Matching records

The matching process involves comparing pairs of records using multiple match rules to determine if they are duplicates.

The actual matching phase may be preceded by a binning phase.

Binning

Binning groups records into smaller, more manageable sets, or bins. This approach reduces the number of comparisons needed by narrowing down the search scope.

It is achieved through multiple SemQL expressions specified in a match rule. Records for which all binning expressions produce identical results are placed in the same bin.

While binning is a valuable tool that makes the matching logic conceptually simpler, it does not necessarily enhance performance. Its effectiveness relies on using selective binning attributes and having custom indexes on the related columns in the database.
As a matter of fact, direct attribute comparisons in the match rule often provide better performance. For instance:

Record2.Attr1 IS NOT NULL AND Record2.Attr1 = Record1.Attr1

Effective use of binning

Instead of matching all records globally, binning allows for:

  • Matching records based on a specific attribute (e.g., matching customers only when they are located in the same country).

  • Further narrowing the binning results by combining attributes or specific functions (e.g., matching customers within the same country and sales region).

Example. Binning by country and sales region

To bin customers according to their country and sales region in the GeocodedAddress complex field, you could use the following expressions:

  • Binning expression #1: GeocodedAddress.Country

  • Binning expression #2: GeocodedAddress.Region

Smaller bins lead to faster processing, but designers should make sure that binning does not exclude potential matches.

Example. Incorrect binning

Using the first four letters of a last name for binning can separate similar records into different bins, leading to missed matches. In such a case, Jones-Smith, Bill and Jonnes-Smith, Bill would end up in different bins and not be matched.

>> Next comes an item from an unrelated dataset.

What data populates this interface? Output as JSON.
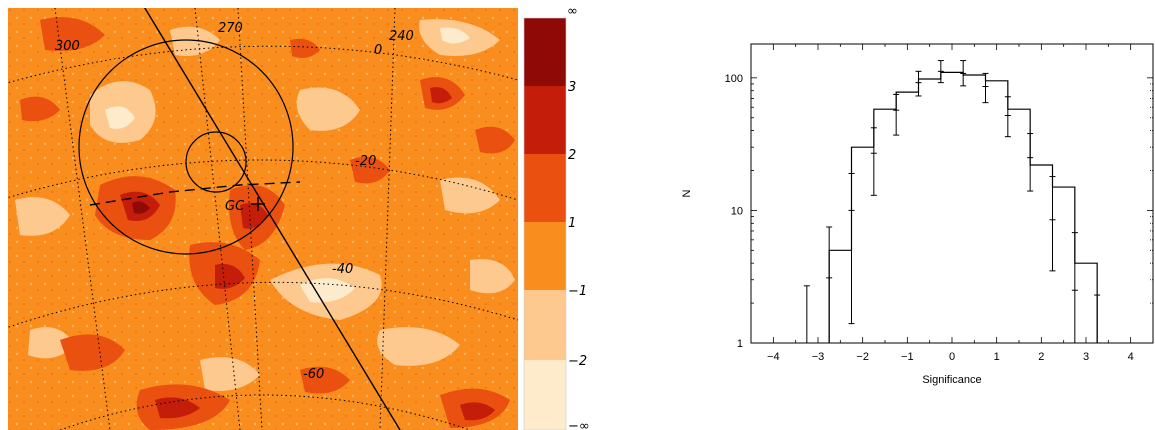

To prevent this issue, designers could use more appropriate attributes or apply phonetization techniques like SOUNDEX or METAPHONE for binning. These techniques help capture similar-sounding names, ensuring that potential matches are not overlooked due to minor variations in spelling.

Matching

During the matching phase, a SemQL condition compares all the pairs of records within a bin. This condition uses two pseudo records, named Record1 and Record2, corresponding to the two records being matched. If the SemQL condition returns true, records are considered duplicates.

Sample matching condition (PostgreSQL)

The following matching condition matches pairs of customers who meet one of these criteria:

  • Their names sound the same in English (they are phonetized using PostgreSQL’s built-in double metaphone function), or

  • They have multiple elements of similarity:

    • Their names are over 80% similar (using Semarchy edit distance function), and

    • Their city name and address are more than 65% similar.

( DMETAPHONE(Record1.CustomerName) = DMETAPHONE(Record2.CustomerName)
OR
SEM_EDIT_DISTANCE_SIMILARITY(Record1.CustomerName,Record2.CustomerName) > 80 )
and SEM_EDIT_DISTANCE_SIMILARITY(Record1.InputAddress.Address, Record2.InputAddress.Address) > 65
and SEM_EDIT_DISTANCE_SIMILARITY(Record1.InputAddress.City, Record2.InputAddress.City) > 65
Overmatching and undermatching

The level of overmatching and undermatching that is acceptable depends on the requirements of each data management project and should be carefully considered, as it can have a significant impact in terms of performance and efficiency.

  • Undermatching happens when matching conditions are too strict, which can result in an excessive amount of duplicate records. While not causing technical problems, actual matches may be overlooked in the process, ultimately affecting data quality.

  • Overmatching happens when matching conditions are too lax, which results in excessively large clusters of matching records that are impossible to manage, either manually or automatically.

Overmatching is a common cause of performance bottlenecks during the matching phase, and can trigger overflow errors due to database limitations during the consolidation process. For this reason, designers should avoid defining match rules that would combine an excessive number of master records (in the range of 1,000) into a single golden record.